Cette ville m'enivre par les parfums qu'exhalent ses encensoirs.
Cette ville me saoûle par ses statues: gardiennes de son histoire.
Cette ville me grise par les poitrines de ses femmes, en exergue, sur les trottoirs.
Cette ville m'ensorcelle en réfléchissant mes souvenirs sur ses miroirs.
Cette ville extrait mes rêves des tréfonds de mon dortoir.
Cette ville extirpe mes albums du fond de mon armoire
pour bénir le tout en échange de mon bonheur: c'est son seul pourboire.
Cette ville est ma maîtresse, ma croix et mon manoir.

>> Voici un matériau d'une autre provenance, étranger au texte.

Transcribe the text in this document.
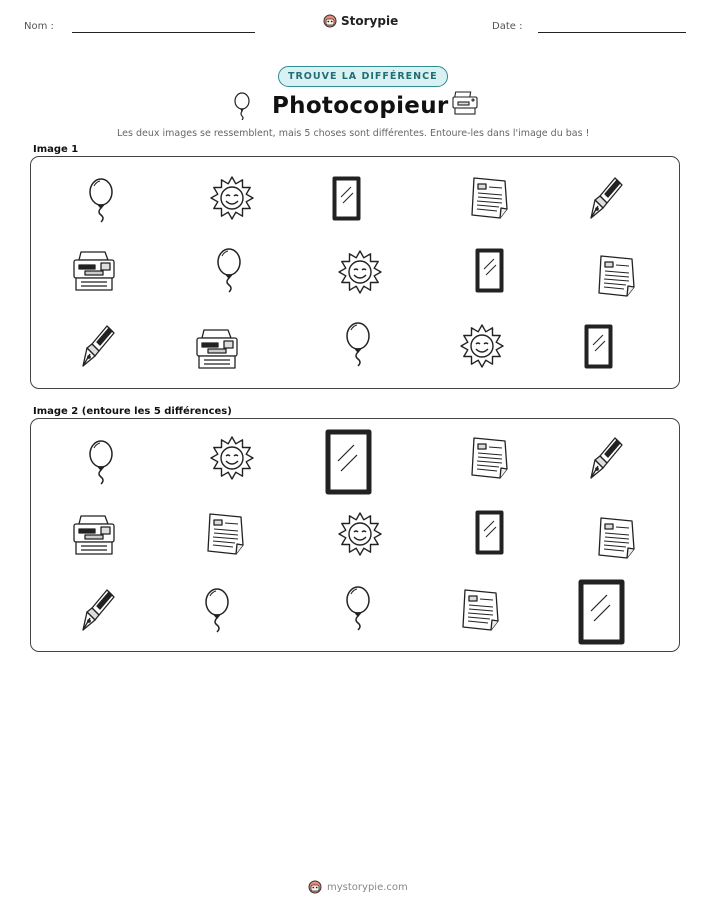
Nom :	Storypie	Date :
TROUVE LA DIFFÉRENCE
Photocopieur
Les deux images se ressemblent, mais 5 choses sont différentes. Entoure-les dans l'image du bas !
Image 1
Image 2 (entoure les 5 différences)
mystorypie.com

Cette ville est la lueur que mes yeux distinguent au fond du couloir.
Cette ville est ma mère qui m'embrasse derrière la grille du parloir.
Cette ville est le sorcier qui sort des lapins de son beau chapeau noir.
Cette ville me rend fou en me conférant un drôle de pouvoir.
Elle panse mes chagrins et métamorphose mes déboires
en des exploits de dieux, en des miracles, en des victoires.
Alors, ma mère, enterre-moi là si je m'éteins un soir
puis récite une prière pour mon âme et érige une statue à ma mémoire,
que tu placeras dans un jardin, à côté d'une fontaine ou d'une balançoire.
Que cette statue soit un giron pour les enfants et pour les oiseaux un perchoir.
Et le soleil viendra la caresser, de temps en temps, quand il cessera de pleuvoir,
et lui murmurera des mots doux: des mots d'amour, d'estime et de gloire!